- Born: 28 February 1992 (age 34)
- Occupation: photojournalist
- Known for: 2012 arrest

= Anton Suryapin =

Belarusian journalist

Anton Andreyevich Suryapin (Антон Андрэевіч Сурапін; born 28 February 1992) is a Belarusian photojournalist. On 13 July 2012, he was detained after publishing pictures of a protest by a Swedish advertising company in which teddy bears were airdropped into the country with slogans advertising freedom of speech.

== Detention ==
The teddy bears were dropped on 4 July 2012 by Studio Total, a Swedish advertising firm. The group called the mission "Teddybear Airdrop Minsk 2012". A plane piloted by Tomas Mazetti took off from a town near Kaunas, Lithuania, and illegally entered Belarusian airspace, proceeding over the town of Ivyanets. The group then released 1,000 teddy bears holding cards and banners with protest slogans.

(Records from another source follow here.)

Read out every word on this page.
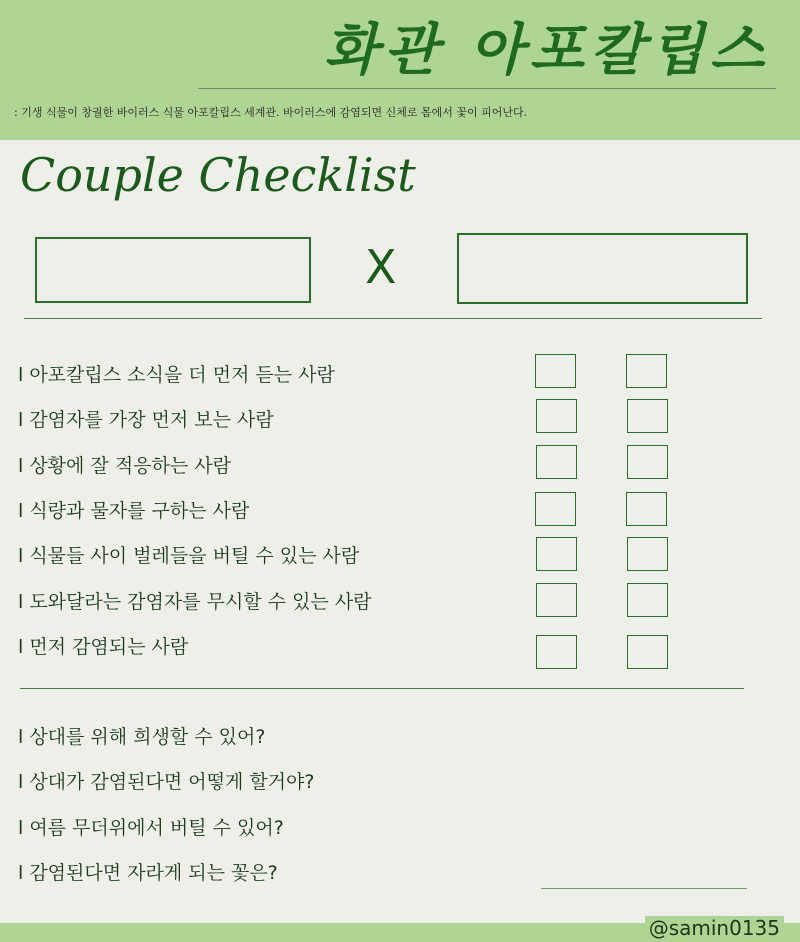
화관 아포칼립스
: 기생 식물이 창궐한 바이러스 식물 아포칼립스 세계관. 바이러스에 감염되면 신체로 몸에서 꽃이 피어난다.
Couple Checklist
X
l 아포칼립스 소식을 더 먼저 듣는 사람
l 감염자를 가장 먼저 보는 사람
l 상황에 잘 적응하는 사람
l 식량과 물자를 구하는 사람
l 식물들 사이 벌레들을 버틸 수 있는 사람
l 도와달라는 감염자를 무시할 수 있는 사람
l 먼저 감염되는 사람
l 상대를 위해 희생할 수 있어?
l 상대가 감염된다면 어떻게 할거야?
l 여름 무더위에서 버틸 수 있어?
l 감염된다면 자라게 되는 꽃은?
@samin0135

When the Belarusian government denied that the incident had taken place, Studio Total released 90 minutes of footage of the flight, which Radio Free Europe reported that they had confirmed with experts had not been doctored. On 26 July, Belarusian president Alexander Lukashenko acknowledged the drop had occurred as reported.

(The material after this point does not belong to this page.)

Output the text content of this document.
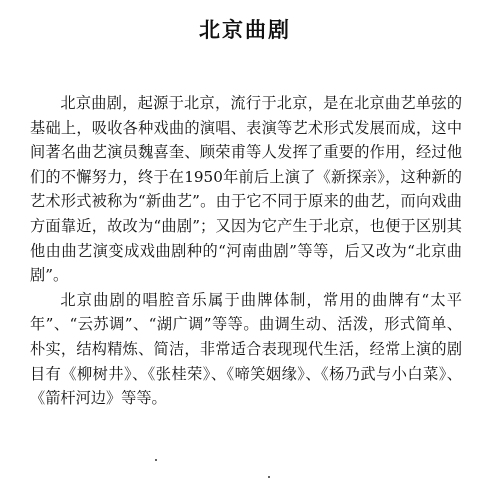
北京曲剧

北京曲剧，起源于北京，流行于北京，是在北京曲艺单弦的基础上，吸收各种戏曲的演唱、表演等艺术形式发展而成，这中间著名曲艺演员魏喜奎、顾荣甫等人发挥了重要的作用，经过他们的不懈努力，终于在1950年前后上演了《新探亲》，这种新的艺术形式被称为“新曲艺”。由于它不同于原来的曲艺，而向戏曲方面靠近，故改为“曲剧”；又因为它产生于北京，也便于区别其他由曲艺演变成戏曲剧种的“河南曲剧”等等，后又改为“北京曲剧”。

北京曲剧的唱腔音乐属于曲牌体制，常用的曲牌有“太平年”、“云苏调”、“湖广调”等等。曲调生动、活泼，形式简单、朴实，结构精炼、简洁，非常适合表现现代生活，经常上演的剧目有《柳树井》、《张桂荣》、《啼笑姻缘》、《杨乃武与小白菜》、《箭杆河边》等等。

Following the drop, Suryapin posted photographs on his website that he said had been e-mailed to him by an Ivyanets resident. On 13 July, his home was searched, his computer confiscated, and he was detained as an accomplice. On 19 July, Studio Total founder Per Cromwell published an open letter in which he stated that the group "never told Anton Suryapin or indeed any other Belarus citizen in advance about what we planned to do. We love (respect) and admire them too much to expose them to such risks." The letter also
called Lukashenko an "armed clown".

On 24 July, Suryapin still had been not been released from prison, leading BBC News and other sources to conclude that charges had been filed against him, as Belarusian law only allows ten days of detention without charge. Amnesty International described the arrest as "a further nail in the coffin of freedom of expression and association in Belarus", and named Suryapin a prisoner of conscience. Index on Censorship described the case against Suryapin as "ludicrous", stating, "Not for the first time, the authorities in Belarus have found someone to blame for something they say hasn’t happened." The Committee to Protect Journalists called the charges "senseless" and called for Suryapin's immediate release.

On 28 June 2013, Belarus' State Security Committee publicly announced that the criminal case was closed, and the charges against Suryapin and real estate agent Syarhei Basharimau (who had rented an apartment in the capital to two Swedes connected with Studio Total) were dropped. Bail conditions were lifted and they were allowed to leave the country if they wished.